Super Mario Odyssey
The reason you play videogames
It’s impossible not to love Super Mario Odyssey. It takes everything that’s great about videogames and amplifies them tenfold, delivering a blistering amount of fun that will have you giggling like a child and wondering how Nintendo keeps on coming up with fresh new ideas for its most iconic mascot.
Odyssey’s premise is as slight as they come, and once again revolves around Mario rescuing Princess Peach from Bowser – only this time Bowser is intent on wedding the beleaguered Princess. Our plucky hero is having none of this, of course, and teams up with Cappy – whose own girlfriend has been kidnapped by the monstrous villain – to plan a ridiculous globe-trotting rescue attempt that sees the dynamic duo travelling across some of the most fantastical worlds of the Super Mario universe. It’s a pathetically slight story, for sure, but it’s backed up by some of the most compelling gameplay we’ve yet witnessed in a Mario game.
Previous Mario adventures have had numerous gimmicks to sell them to fresh audiences and Odyssey is no exception. Mario’s ghostly new friend Cappy has the ability to possess a variety of different enemies, all of which give Mario access to an insane amount of different skills. Dinosaurs, long-beaked birds, Goombas, Hammer Bros and countless other foes can all be manipulated in some way, allowing Mario to fully interact with and explore the beautiful worlds that he finds himself in.

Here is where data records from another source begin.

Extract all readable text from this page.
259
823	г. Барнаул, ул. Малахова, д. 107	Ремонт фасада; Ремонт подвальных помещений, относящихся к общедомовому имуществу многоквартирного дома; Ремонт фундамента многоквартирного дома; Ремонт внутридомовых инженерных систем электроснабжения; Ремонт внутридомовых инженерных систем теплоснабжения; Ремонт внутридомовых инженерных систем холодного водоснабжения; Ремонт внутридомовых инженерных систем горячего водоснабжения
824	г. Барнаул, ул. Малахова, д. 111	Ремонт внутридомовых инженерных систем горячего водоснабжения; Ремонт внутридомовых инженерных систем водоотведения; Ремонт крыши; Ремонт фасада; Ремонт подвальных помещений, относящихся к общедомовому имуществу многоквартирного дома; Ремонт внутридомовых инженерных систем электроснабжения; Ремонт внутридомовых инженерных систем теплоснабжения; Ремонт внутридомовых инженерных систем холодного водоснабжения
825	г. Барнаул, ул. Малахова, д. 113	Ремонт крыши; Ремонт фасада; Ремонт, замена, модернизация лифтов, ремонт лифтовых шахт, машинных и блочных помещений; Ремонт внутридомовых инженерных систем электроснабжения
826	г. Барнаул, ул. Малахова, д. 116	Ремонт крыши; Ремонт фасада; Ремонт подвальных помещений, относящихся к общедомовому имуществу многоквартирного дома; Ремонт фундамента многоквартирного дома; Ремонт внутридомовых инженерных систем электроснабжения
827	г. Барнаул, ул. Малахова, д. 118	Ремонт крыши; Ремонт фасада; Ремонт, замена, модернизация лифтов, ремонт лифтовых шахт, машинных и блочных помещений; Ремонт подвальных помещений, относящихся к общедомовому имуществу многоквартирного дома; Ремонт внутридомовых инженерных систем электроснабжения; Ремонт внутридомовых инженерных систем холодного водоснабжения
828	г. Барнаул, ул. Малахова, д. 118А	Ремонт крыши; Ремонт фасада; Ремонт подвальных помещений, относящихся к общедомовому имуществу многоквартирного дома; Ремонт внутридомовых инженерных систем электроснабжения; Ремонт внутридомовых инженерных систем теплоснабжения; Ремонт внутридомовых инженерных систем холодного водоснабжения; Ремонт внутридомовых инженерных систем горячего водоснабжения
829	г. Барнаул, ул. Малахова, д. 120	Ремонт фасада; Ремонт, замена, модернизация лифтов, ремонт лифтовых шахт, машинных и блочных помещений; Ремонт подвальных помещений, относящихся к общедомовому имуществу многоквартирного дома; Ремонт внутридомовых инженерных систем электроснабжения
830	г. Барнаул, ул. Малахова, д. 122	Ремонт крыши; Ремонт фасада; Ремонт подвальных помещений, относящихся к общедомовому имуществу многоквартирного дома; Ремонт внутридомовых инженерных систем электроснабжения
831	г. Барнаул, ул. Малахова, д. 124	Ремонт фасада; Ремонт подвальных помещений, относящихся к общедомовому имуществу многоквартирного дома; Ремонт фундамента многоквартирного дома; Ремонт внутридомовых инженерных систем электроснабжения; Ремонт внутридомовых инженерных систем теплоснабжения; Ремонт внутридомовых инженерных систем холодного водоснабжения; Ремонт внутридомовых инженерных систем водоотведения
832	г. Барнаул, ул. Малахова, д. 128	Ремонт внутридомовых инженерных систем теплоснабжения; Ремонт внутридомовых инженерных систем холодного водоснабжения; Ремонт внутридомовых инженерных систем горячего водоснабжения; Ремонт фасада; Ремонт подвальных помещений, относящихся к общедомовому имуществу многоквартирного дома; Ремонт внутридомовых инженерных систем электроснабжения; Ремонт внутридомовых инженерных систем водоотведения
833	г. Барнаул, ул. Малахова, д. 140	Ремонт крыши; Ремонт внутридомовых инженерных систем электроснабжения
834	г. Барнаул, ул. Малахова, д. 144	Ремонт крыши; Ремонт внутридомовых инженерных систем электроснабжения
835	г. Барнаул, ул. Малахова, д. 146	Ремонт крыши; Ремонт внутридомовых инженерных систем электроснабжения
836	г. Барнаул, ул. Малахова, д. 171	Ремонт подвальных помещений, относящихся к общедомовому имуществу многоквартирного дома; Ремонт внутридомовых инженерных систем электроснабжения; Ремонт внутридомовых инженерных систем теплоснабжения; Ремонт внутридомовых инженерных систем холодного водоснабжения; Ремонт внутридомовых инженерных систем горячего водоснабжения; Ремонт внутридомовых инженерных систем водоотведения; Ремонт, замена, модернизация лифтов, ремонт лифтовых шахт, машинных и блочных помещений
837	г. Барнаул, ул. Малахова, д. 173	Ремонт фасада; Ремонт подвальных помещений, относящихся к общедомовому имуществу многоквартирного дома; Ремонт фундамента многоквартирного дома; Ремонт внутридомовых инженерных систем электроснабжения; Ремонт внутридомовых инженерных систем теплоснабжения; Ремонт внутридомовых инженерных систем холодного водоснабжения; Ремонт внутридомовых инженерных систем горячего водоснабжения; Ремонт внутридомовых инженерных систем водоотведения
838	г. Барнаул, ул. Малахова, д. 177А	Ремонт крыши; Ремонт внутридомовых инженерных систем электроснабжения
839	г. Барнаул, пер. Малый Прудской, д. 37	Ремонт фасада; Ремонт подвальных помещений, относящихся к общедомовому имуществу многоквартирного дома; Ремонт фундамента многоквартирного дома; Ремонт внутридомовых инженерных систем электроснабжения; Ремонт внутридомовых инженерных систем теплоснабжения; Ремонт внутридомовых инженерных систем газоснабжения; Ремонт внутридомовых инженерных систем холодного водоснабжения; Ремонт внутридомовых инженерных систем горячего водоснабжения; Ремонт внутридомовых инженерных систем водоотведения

Some of these enemies you might only use one or twice in your ten-hour-plus odyssey, while others will be used more often, but every single one makes you really think about how you tackle each new challenge that Nintendo’s game throws at you.
Power Moons replace the stars and Shines of earlier games and are needed to power the flying ship, which transports Mario to each new world. Some of these moons can be purchased in the new shops that Mario can visit on each world, but most are earned by
completing challenges. The challenges themselves have their DNA in the ones found in Super Mario 64, but are no less entertaining. Indeed, it’s the sheer amount of variety in Odyssey ’s Power Moons that make them so compelling to collect. One moment you’re possessing a fish so you can retrieve several pieces of a broken moon, the next you’re using a Chain Chomp to make your way past some impenetrable blocks, or taking control of a slab of meat in order to entice a giant bird. Then you’ll be using a Samurai costume to gain access to an otherwise out-of-bounds room, outrun a Tyrannosaurus Rex or complete a puzzle by possessing one of the pieces and manipulating it around the board. There’s always something new to do in Odyssey, always something else to see and always something else to possess and the end result is a game that’s always pushing your expectations and almost always exceeding them.
The worlds of Odyssey might pale in size to some of the locations found in other popular triple-a games, but for a Mario title they’re truly gargantuan and absolutely packed with things to do. The structure of the main game is clever enough that the levels feel on par with the likes of Super Mario 64 or Sunshine, but once you start exploring you realise just how impressive the size of these stages actually are. It’s most telling when you return to the Odyssey ship that helps you on your quest to revisit past worlds and realise just how many Power Moons you’ve actually missed. So good is Odyssey’s design, so brilliant is its structure that you’ll want to return to those earlier worlds to mop up those missing Moons. In fact, you don’t really have much of a choice, because as with every Mario game before it, reaching the end of its story isn’t the end of the game and Nintendo has plenty of fantastic tricks up its sleeve once those credits roll, including a… well, that would be telling. Part of Odyssey’s brilliance is discovering its magic for yourself and it’s something we’re loathe to spoil for you.
There’s no such thing as a perfect videogame, but it’s hard to believe how Nintendo could improve upon its latest epic platformer. The controls are exceptional, the variety of the game is astonishing while the sheer amount of fun it offers will take you back to when you first discovered the medium. The sheer confidence on display in Super Mario Odyssey is exceptional, more so when you consider the franchise’s rich legacy. We’re confident that you’re not going to play a better platformer than Odyssey until Nintendo decides to make a new one. It’s peerless, it’s faultless, it’s the reason we love videogames.